El Señor vuelve a reprochar hoy en el Evangelio la exigencia del ser humano de ser espectador de signos y prodigios, como si estos de por sí tuvieran el poder de traer la fe. Ayer, la curación del ciego sólo condujo a la desconfianza de los fariseos, y la resurrección de Lázaro también dejará en algunos el poso de la sospecha y las ganas de acabar con ese tipo que ponía patas arriba el ciclo de la vida. La poetisa y mística Madeleine Delbrel dice que Jesucristo habita entre nosotros y, singularmente, bajo la apariencia del desnudo, el hambriento, el cautivo, el “indefinidamente desplazado”, y quien se una a Cristo “se hace un desplazado con Él”. Este es el gran signo, el gran prodigio, la mutación del Señor en un enfermo que está sufriendo el divino dolor. El “indefinidamente desplazado” es un concepto sobrecogedor, porque en este año del coronavirus es justo lo que le pasa al infectado. Se le confina a un rincón en el que espera su suerte. Me acaba de decir una intensivista: “Se me ha enseñado a curar y no es posible, a aliviar y no es posible, a consolar y tampoco. No puedo ninguna de las tres acciones, me siento frustrada e impotente”. Los enfermeros me cuentan que el proceso es muy veloz, es decir, el recorrido no es lineal sino abrupto: los familiares hablan sin problemas con su padre anciano recién ingresado, en riesgo además por otras patologías, y al tercer día ya anda en situación de encontrarse con Dios cara a cara, así de fuerte.

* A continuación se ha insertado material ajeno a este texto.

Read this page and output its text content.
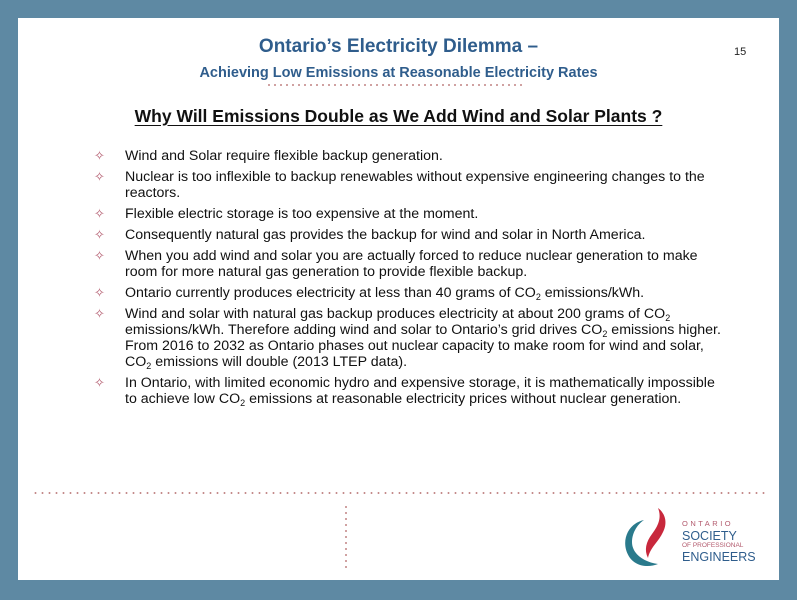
Ontario’s Electricity Dilemma –
Achieving Low Emissions at Reasonable Electricity Rates
15
Why Will Emissions Double as We Add Wind and Solar Plants ?
✧ Wind and Solar require flexible backup generation.
✧ Nuclear is too inflexible to backup renewables without expensive engineering changes to the reactors.
✧ Flexible electric storage is too expensive at the moment.
✧ Consequently natural gas provides the backup for wind and solar in North America.
✧ When you add wind and solar you are actually forced to reduce nuclear generation to make room for more natural gas generation to provide flexible backup.
✧ Ontario currently produces electricity at less than 40 grams of $CO_2$ emissions/kWh.
✧ Wind and solar with natural gas backup produces electricity at about 200 grams of $CO_2$ emissions/kWh. Therefore adding wind and solar to Ontario’s grid drives $CO_2$ emissions higher. From 2016 to 2032 as Ontario phases out nuclear capacity to make room for wind and solar, $CO_2$ emissions will double (2013 LTEP data).
✧ In Ontario, with limited economic hydro and expensive storage, it is mathematically impossible to achieve low $CO_2$ emissions at reasonable electricity prices without nuclear generation.
ONTARIO
SOCIETY
OF PROFESSIONAL
ENGINEERS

La primera vez que me llamaron para dar la unción a un enfermo del COVID-19, me vino una dolorosa aprensión. El Jefe del Estado Mayor de Defensa dice que estamos en una guerra que abarca todos los ámbitos de acción visible: tenemos economía de guerra, medicina de catástrofe, etc. Y ahí iba yo, sin armas ni adiestramiento. En mi canana no llevaba balas sino un saquito esterilizado con el óleo de los enfermos, para luchar con ese enemigo invisible que tiene la habilidad de emboscarse sin dejar huella de su presencia. Después de ponerme el peto de defensa, imaginé que encontraría en la habitación a un enemigo con rifle, un soldado en la trinchera dispuesto a impedirme el paso, haciendo uso del fuego real. Hay que pensar que en la cabeza de los de mi generación todos llevamos tatuada la experiencia de Rambo en Vietnam, y así, trastabillando, entendemos la palabra «guerra». Pero llego a la habitación, y me desarbola ver a un octogenario encogido. Eso me encuentro, un ser humano impotente que espera a Dios. A los familiares no les importa el coronavirus, les importa que su padre se va y quieren que el sacerdote le facilite la serenidad suficiente para que el encuentro sea feliz. Como sacerdote, en el fondo, me siento viviendo en el horizonte habitual de mi existencia.

Ese “indefinidamente desplazado” me recuerda que a todos los mortales, las circunstancias nos van empujando hasta ese lugar de soledad que precede al cara a cara con Dios. Al Señor le pasó lo mismo en el Huerto de los Olivos. Aprovecho para añadir que este es un tiempo para rezar en el Huerto y no salir de ahí hasta entender el sudor de sangre de Nuestro Señor. Qué propicio es este tiempo para la reflexión. Hoy he confesado a varias personas que llevaban tiempo sin hacerlo, porque el hambre espiritual de estos días, al tener los templos cerrados, les ha provocado la necesidad de volver a empezar.